"TEBRİKLER TRT SPOR…" ÜNLÜ SPOR YAZARINDAN TRT SPOR'A ÖVGÜ DOLU YAZI!

TRT hepsini büyük bir titizlilik ve çağdaş yayıncılık anlayışı içinde ekranlara taşıdı.

TEBRİKLER TRT SPOR…

Güney Afrika’da düzenlenen Dünya Kupası’nda grup maçları ve ikinci tur karşılaşmaları sona erdi. Önümüzde artık çeyrek final, yarı final ve de final maçları kaldı.

Tam tamına 48 grup mücadelesi ve 8 ikinçi tur karşılaşması geride kaldı.

TRT hepsini büyük bir titizlilik ve çağdaş yayıncılık anlayışı içinde ekranlara taşıdı. İlk kez TRT’den böylesine büyük bir organizasyonun yayınından keyif aldım. Maç önü ve sonu programları ve de özellikle anlatımlar çok başarılı.

Yalçın ÇETİN önderliğindeki Spor Servisi’nin spikerleri anlatım ve yorumlarla Avrupa’nın önde gelen yabancı televizyon kuruluşlarındaki meslektaşlarını kesinlikle aratmadılar.

Doğruya, doğru…Eğri oturalım, doğru konuşalım…

TRT Spor şu ana kadar Güney Afrika’yı kusurusz olarak evlerimize taşıdı. Çığırtkanlık yapmadan, fazla bilgiye boğmadın, ekranlara yansıyan veya en önemlisi yansımayan (Arjantin maçında Heinze’nin kameramanı tartaklaması – Meksikalı futbolcuların maç sonu yan hakeme tepki göstermeleri gibi) tüm detayları düzgün bir dille bizlere aktardılar.

Güney Afrika’daki Dünya Kupası’nda görev alan birçok spikeri daha yeni yeni tanımaya başladık. Ama gördük ki, hepsi seçilmiş ve son derece başarılı. İçlerinden eleştirebileceğim tek bir isim yok.

Her şeyden önemlisi ise Spor Servisi ekibinin tek bir vucüt gibi hareket etmesi. Arkadaşlarının minikte olsa ‘ hatalarını’ sahiplenmeleri ve birbirlerini ekran başındaki izleyiciye karşı haklı gerekçeler sunarak savunmaları.

Açıkçası bu çok hoşuma gitti. Bu bir duruştur ve TRT Spor’un karakterini yansıtır.

Peki ya, beğenmediğim ve eleştirmek istediğim yönler yok mu?

Elbette var…Güney Afrika’daki stüdyonun dekoru. Daha bir hoş ve canlı ‘design’ edilebilirmiş.
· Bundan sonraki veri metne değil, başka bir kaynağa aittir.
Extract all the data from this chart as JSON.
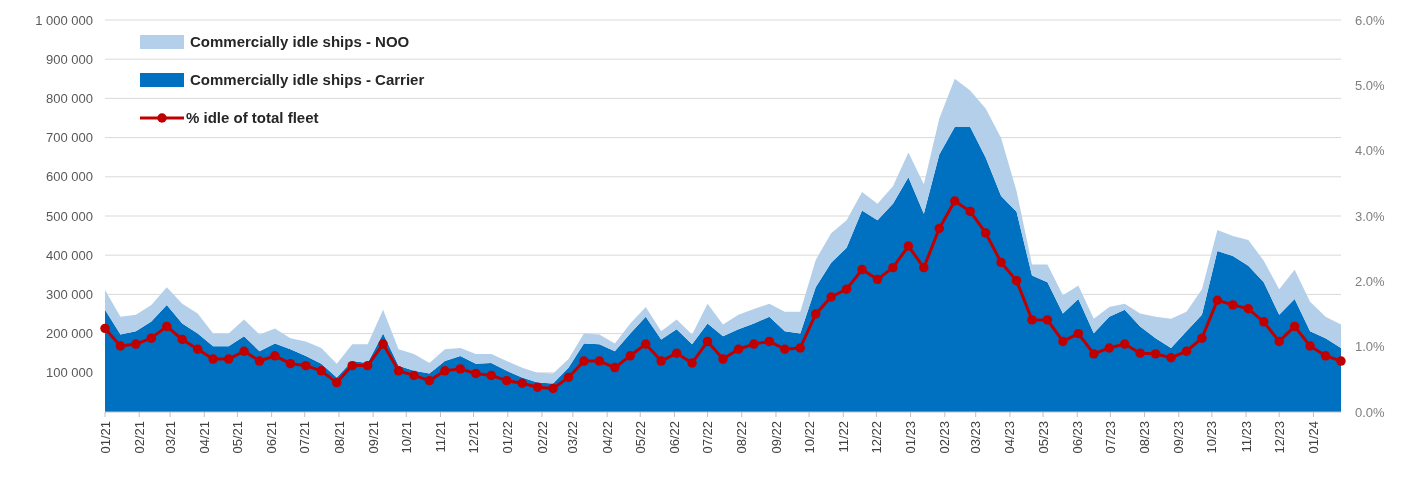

Bir de sponsor tarafından sağlanan kıyafetler. ‘LACOSTE’ son derece iyi bir seçim ancak ekrana çıkan arkadaşların model ve de özellikle renkler konusunda biraz daha seçici olmaları gerek. Aslında suç onların da değil. Çünkü onlar modacı değil. Burada ‘LACOSTE’ çalışanlarının devreye girip, kime hangi ton, hangi model yakışır ve ekranda nasıl durur şeklinde yönlendirmelerde bulunmaları gerekirdi.